Late last month, certain voices began calling for a rethink of Ukraine's potential path. Instead of moving toward a Finlandization that many had hoped for, it would be better, some thought, for Ukraine to begin mimicking Kazakhstan.
To be sure, there have been reasons to congratulate parts of Kazakhstan's post-independence maneuvering. Led by President Nursultan Nazarbayev for the past 25 years, Kazakhstan has managed to attain some of the strongest economic growth in the post-Soviet space. The country contributed to NATO operations in Afghanistan, earned the 2010 OSCE chairmanship, and has tossed its lot into landing the 2022 Olympic Winter Games.
When discussing a potential Ukrainian repositioning toward Kazakhstan, some also cite Kazakhstan's record of ethnic comity.
Some 20 percent of Kazakhstan's population are ethnic Russians, gathered largely along the regions bordering Kazakhstan's former colonizer, and while there were small spouts of Russian separatism in the 1990s, the country's ethnic Russian population has been largely peaceable for the past two decades.
But scratch the surface, and you'll quickly find that Kazakhstan presents a model that Ukraine would do well to avoid. Astana has gouged civil society out of its social sphere.
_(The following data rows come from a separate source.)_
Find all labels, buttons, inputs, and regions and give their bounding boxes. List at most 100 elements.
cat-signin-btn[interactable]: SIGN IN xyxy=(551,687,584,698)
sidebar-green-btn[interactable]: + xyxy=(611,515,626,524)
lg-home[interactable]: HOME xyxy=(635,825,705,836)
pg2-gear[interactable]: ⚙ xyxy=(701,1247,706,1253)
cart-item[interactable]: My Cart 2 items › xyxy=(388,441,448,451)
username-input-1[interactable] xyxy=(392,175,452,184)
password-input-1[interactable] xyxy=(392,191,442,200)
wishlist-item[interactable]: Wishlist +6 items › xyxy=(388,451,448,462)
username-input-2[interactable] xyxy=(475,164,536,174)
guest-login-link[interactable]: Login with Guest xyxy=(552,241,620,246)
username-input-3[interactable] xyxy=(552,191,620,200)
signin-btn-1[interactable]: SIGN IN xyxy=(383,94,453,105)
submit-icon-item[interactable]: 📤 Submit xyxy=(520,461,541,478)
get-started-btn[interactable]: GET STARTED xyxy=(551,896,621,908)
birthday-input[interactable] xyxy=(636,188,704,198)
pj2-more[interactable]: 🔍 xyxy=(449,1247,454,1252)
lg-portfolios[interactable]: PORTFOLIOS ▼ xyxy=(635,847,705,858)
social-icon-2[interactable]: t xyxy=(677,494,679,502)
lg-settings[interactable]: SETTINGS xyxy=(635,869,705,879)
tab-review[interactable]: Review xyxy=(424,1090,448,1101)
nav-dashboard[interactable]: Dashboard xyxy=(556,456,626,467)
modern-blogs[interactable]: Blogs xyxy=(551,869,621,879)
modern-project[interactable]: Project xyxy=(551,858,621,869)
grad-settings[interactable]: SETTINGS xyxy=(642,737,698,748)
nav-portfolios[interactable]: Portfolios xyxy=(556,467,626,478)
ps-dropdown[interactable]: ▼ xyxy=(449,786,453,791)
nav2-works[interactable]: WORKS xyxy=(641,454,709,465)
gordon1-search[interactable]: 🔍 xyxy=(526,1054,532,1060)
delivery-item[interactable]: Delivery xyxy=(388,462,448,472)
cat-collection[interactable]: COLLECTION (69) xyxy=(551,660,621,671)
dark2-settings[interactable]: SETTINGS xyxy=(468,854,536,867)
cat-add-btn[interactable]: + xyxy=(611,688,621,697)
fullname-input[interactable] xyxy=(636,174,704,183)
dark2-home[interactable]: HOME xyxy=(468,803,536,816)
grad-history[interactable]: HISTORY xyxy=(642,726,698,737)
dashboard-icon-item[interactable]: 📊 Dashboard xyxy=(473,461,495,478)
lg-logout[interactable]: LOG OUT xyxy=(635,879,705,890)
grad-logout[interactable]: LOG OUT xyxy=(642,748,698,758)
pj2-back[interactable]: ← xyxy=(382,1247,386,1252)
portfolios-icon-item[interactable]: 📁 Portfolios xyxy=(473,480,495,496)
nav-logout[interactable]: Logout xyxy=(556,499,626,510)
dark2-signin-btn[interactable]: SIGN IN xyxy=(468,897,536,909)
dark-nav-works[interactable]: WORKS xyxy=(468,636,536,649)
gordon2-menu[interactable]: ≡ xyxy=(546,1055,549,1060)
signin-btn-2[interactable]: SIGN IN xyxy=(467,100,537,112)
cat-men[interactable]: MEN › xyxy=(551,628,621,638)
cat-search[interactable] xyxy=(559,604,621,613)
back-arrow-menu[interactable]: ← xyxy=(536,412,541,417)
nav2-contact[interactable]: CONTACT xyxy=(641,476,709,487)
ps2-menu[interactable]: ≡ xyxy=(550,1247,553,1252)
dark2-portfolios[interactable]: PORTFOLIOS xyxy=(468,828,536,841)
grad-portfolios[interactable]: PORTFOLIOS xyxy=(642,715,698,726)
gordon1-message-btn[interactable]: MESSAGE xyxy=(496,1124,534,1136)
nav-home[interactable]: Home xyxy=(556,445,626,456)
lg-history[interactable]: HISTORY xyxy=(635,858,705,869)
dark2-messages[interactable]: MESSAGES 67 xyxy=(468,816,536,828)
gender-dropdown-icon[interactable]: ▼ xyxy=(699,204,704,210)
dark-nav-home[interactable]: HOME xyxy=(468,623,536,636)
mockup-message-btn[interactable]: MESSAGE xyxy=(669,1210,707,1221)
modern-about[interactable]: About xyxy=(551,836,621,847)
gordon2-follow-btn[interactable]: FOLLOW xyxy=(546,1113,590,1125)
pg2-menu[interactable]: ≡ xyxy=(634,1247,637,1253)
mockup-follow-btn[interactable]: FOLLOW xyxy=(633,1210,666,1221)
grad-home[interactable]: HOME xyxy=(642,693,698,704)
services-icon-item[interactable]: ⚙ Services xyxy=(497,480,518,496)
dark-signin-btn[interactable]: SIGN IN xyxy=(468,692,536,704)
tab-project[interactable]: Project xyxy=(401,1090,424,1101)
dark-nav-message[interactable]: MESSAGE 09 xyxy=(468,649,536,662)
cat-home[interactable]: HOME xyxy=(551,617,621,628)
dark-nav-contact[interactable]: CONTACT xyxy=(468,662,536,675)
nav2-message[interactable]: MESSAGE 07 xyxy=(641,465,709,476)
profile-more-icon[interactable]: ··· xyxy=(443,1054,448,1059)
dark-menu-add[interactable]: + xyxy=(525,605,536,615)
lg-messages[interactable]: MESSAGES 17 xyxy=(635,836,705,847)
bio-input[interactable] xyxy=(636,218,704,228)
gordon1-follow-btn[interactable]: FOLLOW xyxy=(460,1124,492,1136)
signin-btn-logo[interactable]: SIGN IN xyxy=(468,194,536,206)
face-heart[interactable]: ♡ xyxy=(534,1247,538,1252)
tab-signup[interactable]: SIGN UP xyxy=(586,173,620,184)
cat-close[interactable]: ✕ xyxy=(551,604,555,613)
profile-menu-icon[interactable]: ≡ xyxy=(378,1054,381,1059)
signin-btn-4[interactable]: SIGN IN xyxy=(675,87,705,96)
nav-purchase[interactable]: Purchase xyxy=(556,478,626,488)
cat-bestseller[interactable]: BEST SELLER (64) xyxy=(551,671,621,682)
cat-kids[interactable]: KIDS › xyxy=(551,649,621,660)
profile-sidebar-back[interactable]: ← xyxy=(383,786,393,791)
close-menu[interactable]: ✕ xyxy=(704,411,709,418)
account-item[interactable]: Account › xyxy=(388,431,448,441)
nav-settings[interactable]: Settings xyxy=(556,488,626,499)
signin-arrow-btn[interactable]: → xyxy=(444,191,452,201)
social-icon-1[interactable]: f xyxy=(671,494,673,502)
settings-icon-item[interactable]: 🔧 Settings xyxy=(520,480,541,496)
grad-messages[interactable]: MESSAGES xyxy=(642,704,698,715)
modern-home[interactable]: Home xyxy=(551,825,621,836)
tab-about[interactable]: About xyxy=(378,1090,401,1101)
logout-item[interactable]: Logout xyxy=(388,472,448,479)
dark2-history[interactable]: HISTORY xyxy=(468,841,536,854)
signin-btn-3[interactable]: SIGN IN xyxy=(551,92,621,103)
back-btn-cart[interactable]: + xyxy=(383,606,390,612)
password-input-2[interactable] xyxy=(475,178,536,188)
Media rights are a farce. Political opposition is all but nonexistent. The "domestic peace preserved" has come at a terrific cost — just as it has been in Turkmenistan and Belarus, both of whom, according to this line of thought, can offer Ukraine inspiration.
Nor is Kazakhstan a rock-solid model for domestic stability or foreign policy success. There have been quasi-pogroms against Chechens and mob assaults on Uzbeks, while Russian President Vladimir Putin made ominous comments on Kazakhstan's statehood at the Seliger Youth Forum last month.
A planted question at the forum fabricated a Kazakh nationalistic threat to ethnic Russians that is all but nonexistent. While there has been substantive push back from Kazakhstan against Putin's Eurasian Economic Union, the claims of rising nationalism are laughable. Ethnic Russians, by and large, support Nazarbayev's policies and show scant interest in Russian irredentism.
But it wasn't simply the planted question that piqued concerns in Astana. Through his response, Putin made the oblique observation that, prior to Nazarbayev, Kazakhs had never had any experience with statehood. The state and Nazarbayev, the allusion continued, were but one. And when time came for the 74-year-old to transition to a successor, Russia may be forced to offer some form of aid — and, as we've seen in Putin's past bombast, protection for an enfeebled Russian minority.
This rhetoric — the combination of a lack of statehood and a fabricated threat to a persecuted Russian population — mirrors the Kremlin's language on Ukraine. It doesn't matter that Kazakhstan has accommodated its ethnic Russian population more than any other non-Russian post-Soviet state. It doesn't matter that the actual threat to ethnic Russians in Kazakhstan is as nonexistent as the neo-Nazi shadow swirling around Ukrainian President Petro Poroshenko.
But it's one more reason why those calling for Ukraine to turn toward Kazakhstan would be best served by rethinking their entire line of logic. Kazakhstan has seen its civil space desiccated and its political opposition drained — and its apparent ethnic balance stands both hollow and threatened.
This is a direction Ukraine would do well to avoid. And now that Putin has seemingly turned his sights on Astana, fabricating another rationale for Russian intervention where none existed prior, avoiding Kazakhstan's model should become that much more obvious.